An undercover investigation into the abortion industry's lockdown activity has found that pills which bring about a termination are being given out without due diligence.
Campaign group Christian Concern instigated eight phone calls to see if BPAS and Marie Stopes UK were abiding by the law and properly caring for women.
During lockdown, a law change has meant women are given access to abortion services over the phone, without the need to see a doctor. A decision which is currently being legally challenged by Christian Concern.
The eight calls saw volunteers give false names, dates of birth and gestational dates. In one case, the caller gave a date that could only have led to an abortion beyond the 10-week safety limit given in the regulations.
Christian Concern says it shows the services are wide open to abuse and leading to dangerous and illegal 'DIY' abortions.
It claims abortion drugs could be secured using a third party and then forcibly given to a pregnant woman, or hidden in food or drink.
Kevin Duffy, a former Global Director of Clinics Development at Marie Stopes International, who led the investigation, said: "The investigation clearly demonstrates that abortion at home by pills-by-post, is not safe, and on many occasions it oversteps, legal boundaries without any proper scrutiny.
"Each of the scenarios revealed by this investigation would not have happened under the pre-lockdown process. Previously as part of the routine care, the woman would first be examined and assessed in a clinic by a professional service provider before being consented for an abortion, which could have resulted in her being able to safely self-administer both tablets at home.

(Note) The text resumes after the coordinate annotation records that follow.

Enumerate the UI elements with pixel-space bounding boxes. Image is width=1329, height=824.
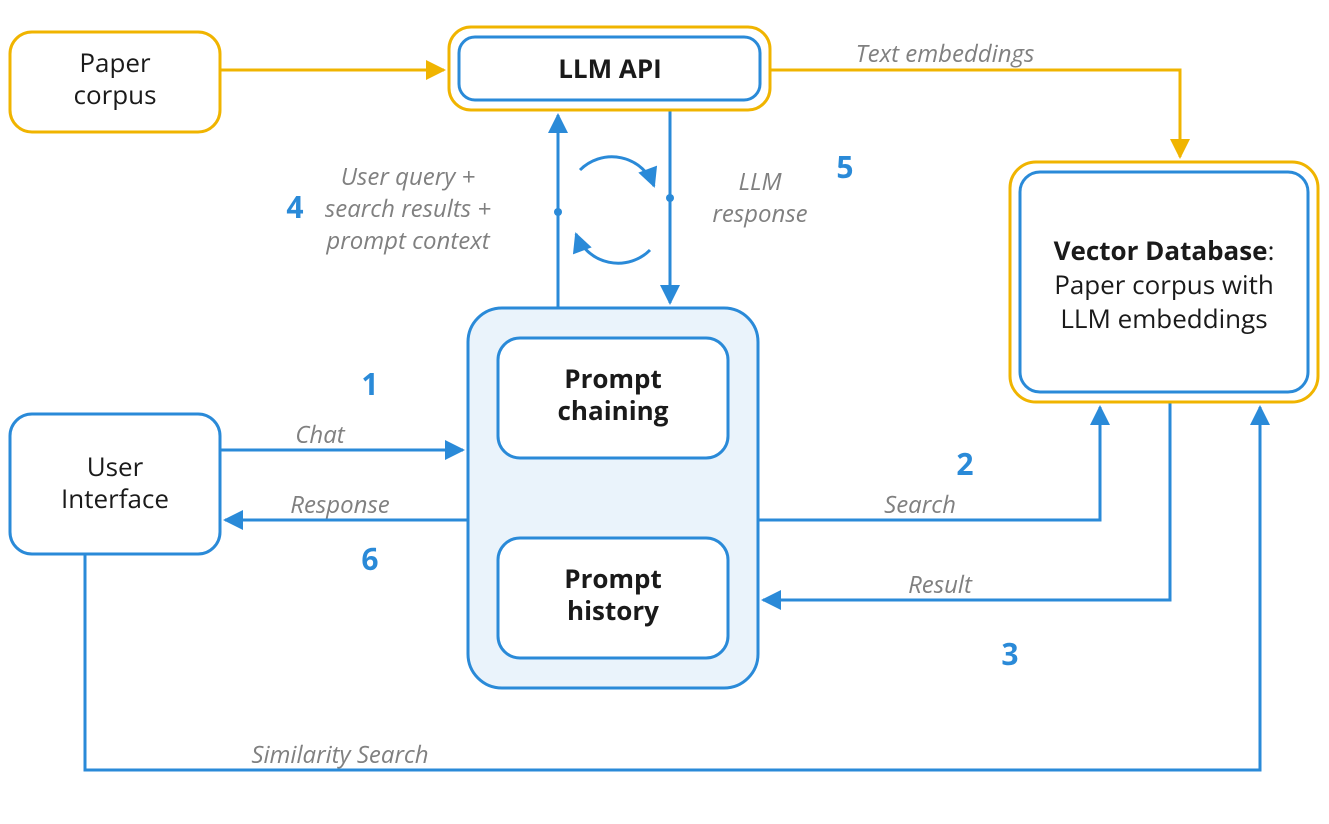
edge-label-similarity: Similarity Search — [251, 738, 428, 771]
user-interface-label-2: Interface — [61, 480, 169, 516]
step-6: 6 — [361, 538, 378, 579]
edge-label-llmresp-2: response — [712, 197, 807, 230]
prompt-chaining-label-1: Prompt — [564, 360, 662, 396]
prompt-history-label-1: Prompt — [564, 560, 662, 596]
llm-api-label: LLM API — [558, 50, 662, 86]
step-1: 1 — [361, 363, 378, 404]
vector-db-label-2: Paper corpus with — [1054, 266, 1274, 302]
paper-corpus-label-1: Paper — [79, 44, 151, 80]
architecture-diagram: Text embeddings Chat Response User query… — [0, 0, 1329, 824]
prompt-history-label-2: history — [567, 592, 659, 628]
paper-corpus-label-2: corpus — [74, 76, 157, 112]
edge-label-response: Response — [290, 488, 390, 521]
edge-llm-to-vector — [770, 70, 1180, 157]
step-2: 2 — [956, 443, 973, 484]
edge-label-userquery-2: search results + — [325, 192, 491, 225]
edge-label-llmresp-1: LLM — [738, 165, 782, 198]
edge-label-result: Result — [908, 568, 973, 601]
user-interface-label-1: User — [87, 448, 144, 484]
edge-label-userquery-1: User query + — [341, 160, 475, 193]
vector-db-label-3: LLM embeddings — [1060, 300, 1267, 336]
vector-db-label-1: Vector Database: — [1054, 232, 1275, 268]
step-5: 5 — [836, 146, 853, 187]
edge-label-search: Search — [884, 488, 956, 521]
loop-arrow-bottom — [576, 234, 650, 263]
step-4: 4 — [286, 186, 303, 227]
edge-dot-down — [666, 194, 674, 202]
step-3: 3 — [1001, 633, 1018, 674]
edge-dot-up — [554, 208, 562, 216]
loop-arrow-top — [580, 157, 654, 186]
prompt-chaining-label-2: chaining — [558, 392, 669, 428]
edge-label-text-embeddings: Text embeddings — [856, 37, 1035, 70]
edge-label-chat: Chat — [295, 418, 346, 451]
edge-label-userquery-3: prompt context — [325, 224, 490, 257]
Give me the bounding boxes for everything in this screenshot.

The findings come as MPs prepare to debate the issue of relaxing the UK's abortion laws this week.
An amendment to the Domestic Abuse Bill would see abortion for any reason decriminalised up to 28 weeks.

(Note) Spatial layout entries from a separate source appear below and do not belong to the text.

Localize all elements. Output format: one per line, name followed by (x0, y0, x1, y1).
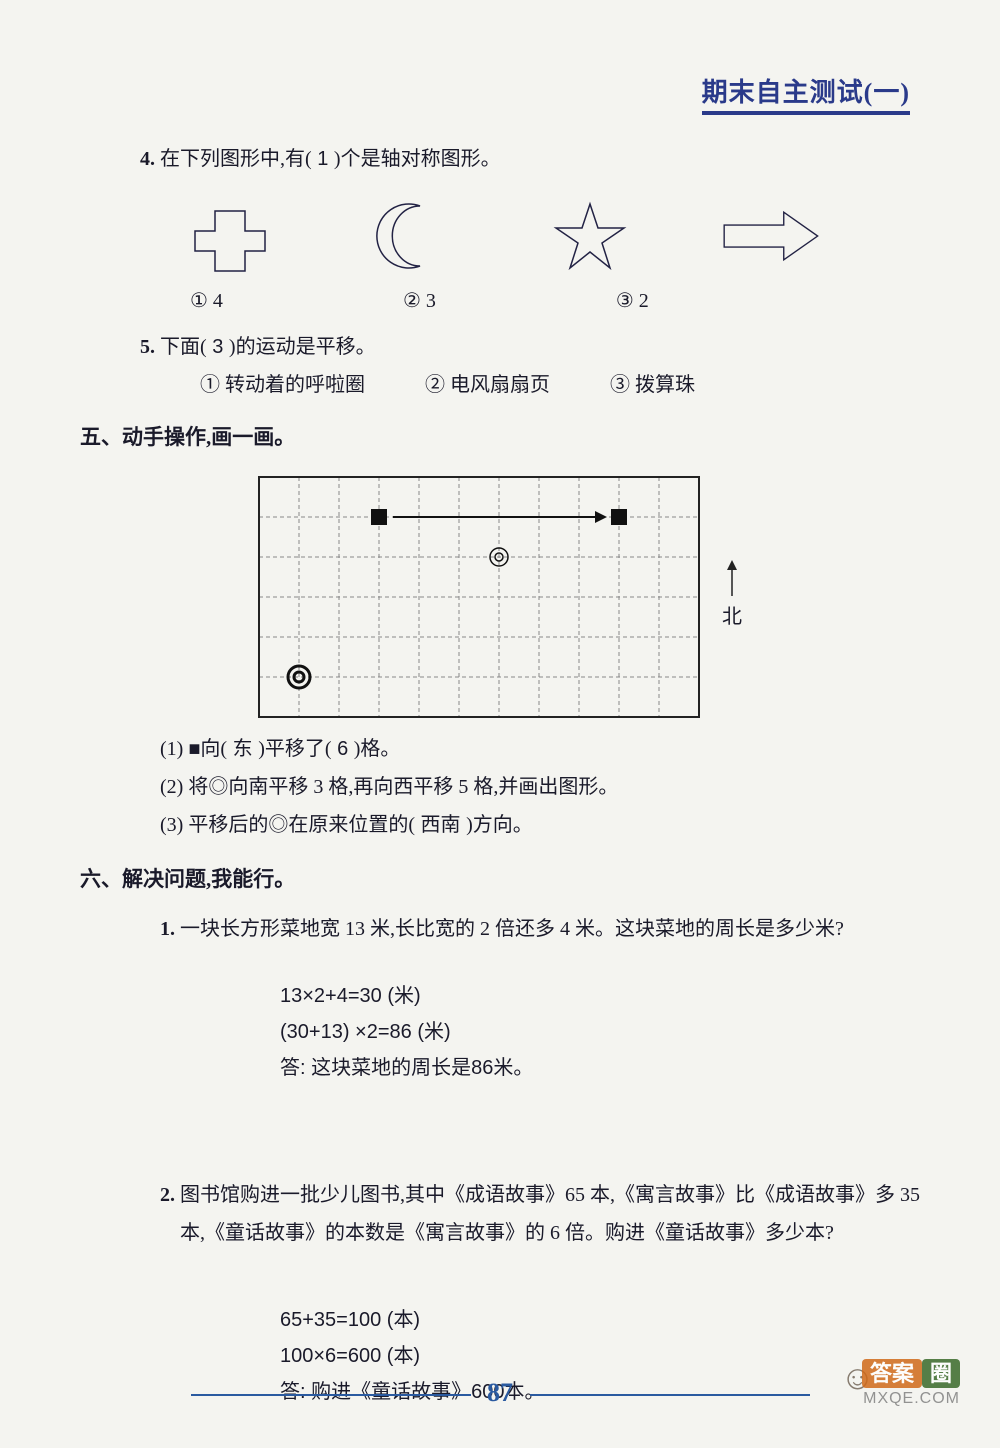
sec5-sub3-after: )方向。 (466, 814, 533, 836)
sec5-sub3: (3) 平移后的◎在原来位置的( 西南 )方向。 (160, 806, 920, 844)
question-4: 4. 在下列图形中,有( 1 )个是轴对称图形。 (140, 140, 920, 178)
north-label: 北 (722, 598, 742, 636)
q5-text-before: 下面( (160, 336, 207, 358)
sec6-q2-text-l1: 图书馆购进一批少儿图书,其中《成语故事》65 本,《寓言故事》比《成语故事》多 … (180, 1184, 920, 1206)
q4-option-1: ① 4 (190, 282, 223, 320)
shape-arrow-icon (715, 196, 825, 276)
grid-diagram-wrap: 北 (80, 476, 920, 718)
sec6-q1: 1. 一块长方形菜地宽 13 米,长比宽的 2 倍还多 4 米。这块菜地的周长是… (160, 910, 920, 948)
sec6-q1-work: 13×2+4=30 (米) (30+13) ×2=86 (米) 答: 这块菜地的… (280, 978, 920, 1086)
q4-shapes-row (140, 196, 860, 276)
q5-option-2: ② 电风扇扇页 (425, 366, 550, 404)
q5-number: 5. (140, 336, 155, 358)
section-5-title: 五、动手操作,画一画。 (80, 418, 920, 458)
q5-option-1: ① 转动着的呼啦圈 (200, 366, 365, 404)
grid-diagram (258, 476, 700, 718)
sec6-q1-calc1: 13×2+4=30 (米) (280, 978, 920, 1014)
sec5-sub1-ans1: 东 (227, 738, 258, 760)
sec6-q2-calc1: 65+35=100 (本) (280, 1302, 920, 1338)
north-arrow-icon (722, 558, 742, 598)
sec6-q1-num: 1. (160, 918, 175, 940)
sec6-q1-calc2: (30+13) ×2=86 (米) (280, 1014, 920, 1050)
sec5-sub1-before: (1) ■向( (160, 738, 227, 760)
watermark-url: MXQE.COM (862, 1390, 960, 1408)
sec5-sub2: (2) 将◎向南平移 3 格,再向西平移 5 格,并画出图形。 (160, 768, 920, 806)
sec6-q2-num: 2. (160, 1184, 175, 1206)
q4-number: 4. (140, 148, 155, 170)
q4-option-3: ③ 2 (616, 282, 649, 320)
q4-options: ① 4 ② 3 ③ 2 (190, 282, 920, 320)
watermark: 答案圈 MXQE.COM (862, 1356, 960, 1408)
sec5-sub3-ans: 西南 (415, 814, 466, 836)
sec6-q2: 2. 图书馆购进一批少儿图书,其中《成语故事》65 本,《寓言故事》比《成语故事… (160, 1176, 920, 1252)
footer-rule-left (191, 1394, 471, 1396)
watermark-badge-a: 答案 (862, 1359, 922, 1388)
sec5-sub3-before: (3) 平移后的◎在原来位置的( (160, 814, 415, 836)
question-5: 5. 下面( 3 )的运动是平移。 (140, 328, 920, 366)
section-6-title: 六、解决问题,我能行。 (80, 860, 920, 900)
sec5-sub1-mid: )平移了( (258, 738, 331, 760)
shape-moon-icon (355, 196, 465, 276)
q4-text-before: 在下列图形中,有( (160, 148, 312, 170)
sec6-q2-text-l2: 本,《童话故事》的本数是《寓言故事》的 6 倍。购进《童话故事》多少本? (180, 1214, 920, 1252)
q5-text-after: )的运动是平移。 (229, 336, 376, 358)
sec6-q1-text: 一块长方形菜地宽 13 米,长比宽的 2 倍还多 4 米。这块菜地的周长是多少米… (180, 918, 844, 940)
q4-option-2: ② 3 (403, 282, 436, 320)
watermark-badge-b: 圈 (922, 1359, 960, 1388)
sec6-q1-ans: 答: 这块菜地的周长是86米。 (280, 1050, 920, 1086)
sec5-sub1-after: )格。 (354, 738, 401, 760)
q4-text-after: )个是轴对称图形。 (334, 148, 501, 170)
sec5-sub1: (1) ■向( 东 )平移了( 6 )格。 (160, 730, 920, 768)
page-number: 87 (487, 1378, 513, 1407)
north-indicator: 北 (722, 558, 742, 636)
footer-rule-right (530, 1394, 810, 1396)
shape-star-icon (535, 196, 645, 276)
sec5-sub1-ans2: 6 (332, 738, 354, 760)
q5-options: ① 转动着的呼啦圈 ② 电风扇扇页 ③ 拨算珠 (200, 366, 920, 404)
q4-answer: 1 (312, 148, 334, 170)
page-header-title: 期末自主测试(一) (702, 72, 910, 115)
q5-answer: 3 (207, 336, 229, 358)
sec6-q2-calc2: 100×6=600 (本) (280, 1338, 920, 1374)
q5-option-3: ③ 拨算珠 (610, 366, 695, 404)
shape-plus-icon (175, 196, 285, 276)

Andrea Williams, chief executive of Christian Concern, said: "This undercover operation has exposed the dangers to vulnerable women as a result of the change in the law. This unsafe, and frequently illegal service, is provided by an abortion industry which wields huge influence at the heart of UK government.
"Pre-action disclosure in our court case reveals the hot line abortion executives have to senior civil servants at the heart of the health and social care department. This has to be investigated and overhauled.
"The issue of abortion is coming to a head. This public health, mystery client exercise, conducted and regulated to the highest professional standards, has exposed the chilling disregard for proper process at the heart of the abortion industry."
BPAS labelled the investigation a "meaningless exercise" while Marie Stopes said it trusted women to given honest information and "the only people who abuse that system are radical anti-choice organisations desperate to restrict access to legal abortion care".